Second: Numbers: I of course also need the numbers from the glossy PDFs. I am interested to use the company financial numbers which they have to publish every year. But, as you can imagine from what I wrote above, when you feed GPT4 the many PDF-Company-Reports from different years, GPT4 is completely unable to make any sense of the input. Just chaos and hallucinations.
So after asking GPT4, how I best proceed, I was advised to use Smallpdf.com in order to convert the PDF-Files to Excel. Apparently, that is the best there is, and not even Adobe itself has a better solution. OK – anyhow - the result were horrible. In the output-Files I often got two rows merged together – always different from file to file. Or sometimes, important parts are scanned so badly, that you have to completely retype them from hand, because there is nothing to even build upon in the first place.

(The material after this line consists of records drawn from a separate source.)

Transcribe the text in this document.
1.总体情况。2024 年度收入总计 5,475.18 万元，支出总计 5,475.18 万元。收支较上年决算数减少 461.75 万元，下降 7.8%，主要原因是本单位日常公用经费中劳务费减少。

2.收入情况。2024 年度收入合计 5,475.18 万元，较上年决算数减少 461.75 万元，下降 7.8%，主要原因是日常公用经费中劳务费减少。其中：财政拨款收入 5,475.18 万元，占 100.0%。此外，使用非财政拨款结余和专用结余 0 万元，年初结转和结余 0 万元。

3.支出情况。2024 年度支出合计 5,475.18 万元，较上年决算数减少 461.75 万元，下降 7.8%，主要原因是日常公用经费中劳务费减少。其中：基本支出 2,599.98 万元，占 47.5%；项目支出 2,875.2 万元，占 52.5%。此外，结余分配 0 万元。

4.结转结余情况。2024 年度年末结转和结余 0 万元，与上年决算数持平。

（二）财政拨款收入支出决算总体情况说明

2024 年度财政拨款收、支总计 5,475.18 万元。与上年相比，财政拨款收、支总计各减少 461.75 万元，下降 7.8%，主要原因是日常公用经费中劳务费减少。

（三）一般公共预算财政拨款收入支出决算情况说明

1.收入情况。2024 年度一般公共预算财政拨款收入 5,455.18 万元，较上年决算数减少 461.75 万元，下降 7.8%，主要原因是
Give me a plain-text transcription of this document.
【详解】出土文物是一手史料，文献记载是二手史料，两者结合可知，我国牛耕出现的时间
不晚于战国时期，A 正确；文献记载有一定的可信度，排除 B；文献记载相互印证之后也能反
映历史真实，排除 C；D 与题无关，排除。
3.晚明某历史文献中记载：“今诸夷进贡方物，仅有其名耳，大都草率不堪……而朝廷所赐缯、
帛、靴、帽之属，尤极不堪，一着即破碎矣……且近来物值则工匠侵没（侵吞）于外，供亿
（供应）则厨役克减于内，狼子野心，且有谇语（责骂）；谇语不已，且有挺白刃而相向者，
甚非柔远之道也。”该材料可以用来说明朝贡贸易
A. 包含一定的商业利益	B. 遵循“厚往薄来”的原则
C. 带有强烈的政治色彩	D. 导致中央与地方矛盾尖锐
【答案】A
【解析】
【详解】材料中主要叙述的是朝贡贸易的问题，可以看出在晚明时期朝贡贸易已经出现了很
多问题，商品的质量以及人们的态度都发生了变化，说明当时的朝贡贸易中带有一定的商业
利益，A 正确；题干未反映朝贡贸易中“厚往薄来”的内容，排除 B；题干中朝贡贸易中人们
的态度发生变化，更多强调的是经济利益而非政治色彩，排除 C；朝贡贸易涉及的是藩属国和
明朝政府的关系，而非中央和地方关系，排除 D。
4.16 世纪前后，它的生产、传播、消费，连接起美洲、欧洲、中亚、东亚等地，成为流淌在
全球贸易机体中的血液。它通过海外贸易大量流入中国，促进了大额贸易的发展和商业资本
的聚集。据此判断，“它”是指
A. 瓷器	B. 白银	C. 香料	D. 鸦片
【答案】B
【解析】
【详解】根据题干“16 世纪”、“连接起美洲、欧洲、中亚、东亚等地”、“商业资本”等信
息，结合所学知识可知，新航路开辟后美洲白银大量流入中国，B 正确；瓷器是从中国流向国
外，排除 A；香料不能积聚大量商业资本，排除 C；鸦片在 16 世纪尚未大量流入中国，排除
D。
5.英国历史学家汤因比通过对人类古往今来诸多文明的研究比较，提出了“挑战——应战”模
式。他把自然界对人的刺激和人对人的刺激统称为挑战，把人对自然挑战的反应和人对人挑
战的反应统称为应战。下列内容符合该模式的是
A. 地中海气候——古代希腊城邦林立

So after many hours of manually cleansing different output-excel-files of differing qualities, I face a further problem: While for the human eye, the numbers as they are organized in the report make sense: If you take the 2018 Version (look at the link above - the 2018 version), there is a section “Bilan” (page 18) then a section “COMPTE DE RESULTAT DE L’EXERCICE 2018” (page 20), etc. So for GPT4, I thought I have to add two more columns: one for the main topics, like “Bilan” or “COMPTE DE RESULTAT DE L’EXERCICE 2018”, and then the second for the subtopics, like “ACTIF” and “PASSIF” and in the case of the rows pertaining to “Bilan”.

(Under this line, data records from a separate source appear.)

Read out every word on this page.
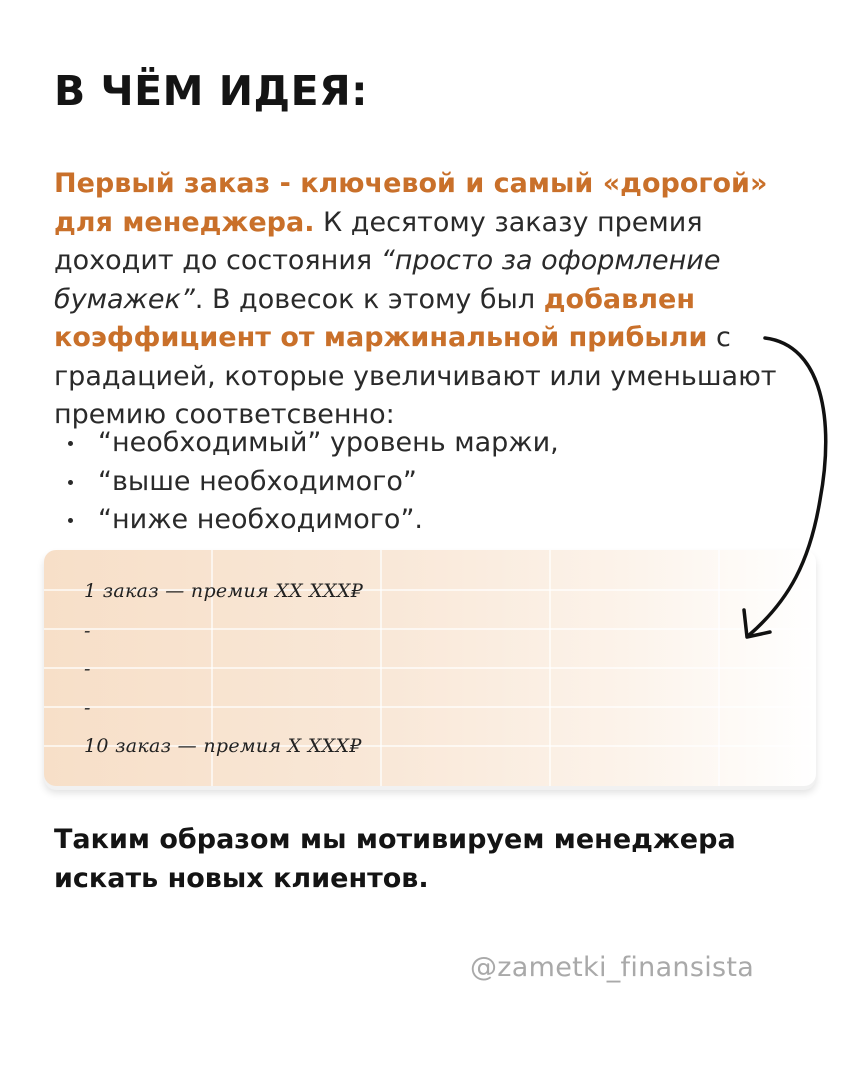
В ЧЁМ ИДЕЯ:

Первый заказ - ключевой и самый «дорогой» для менеджера. К десятому заказу премия доходит до состояния “просто за оформление бумажек”. В довесок к этому был добавлен коэффициент от маржинальной прибыли с градацией, которые увеличивают или уменьшают премию соответсвенно:

“необходимый” уровень маржи,
“выше необходимого”
“ниже необходимого”.
1 заказ — премия XX XXX₽
-
-
-
10 заказ — премия X XXX₽

Таким образом мы мотивируем менеджера искать новых клиентов.

@zametki_finansista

Finally: when I finished cleansing and reformatting the numerical date, i would like to merge all of the files into one single ta, in one single excel file. But the people who created the financial files did not use the exact same categories from year to year. Sometimes they use new positions, because the company did something in that year, which called for that position. For instance, the company may have lent some money to a partner, but then received the money back. Then in the following year, there is not the same position anymore. So even when I work very carefully, I have in the end 10 slightly different files, with always slightly differing financial categories and definitions. So I can see already now, that it will take a lot of time to merge all files into one. I will have to go through every line, check of both data sets use it or not, and if not, how to fil some other value.
As a newcomer in data science I am not sure if that even makes sense. Or also, if I am doing it all wrong? Thank you for a feedback. I hope I was clear with my description of what I try to do, and how I go about it. And thank you in advance for your feedback and tips. I can imagine, many people face similar challenges.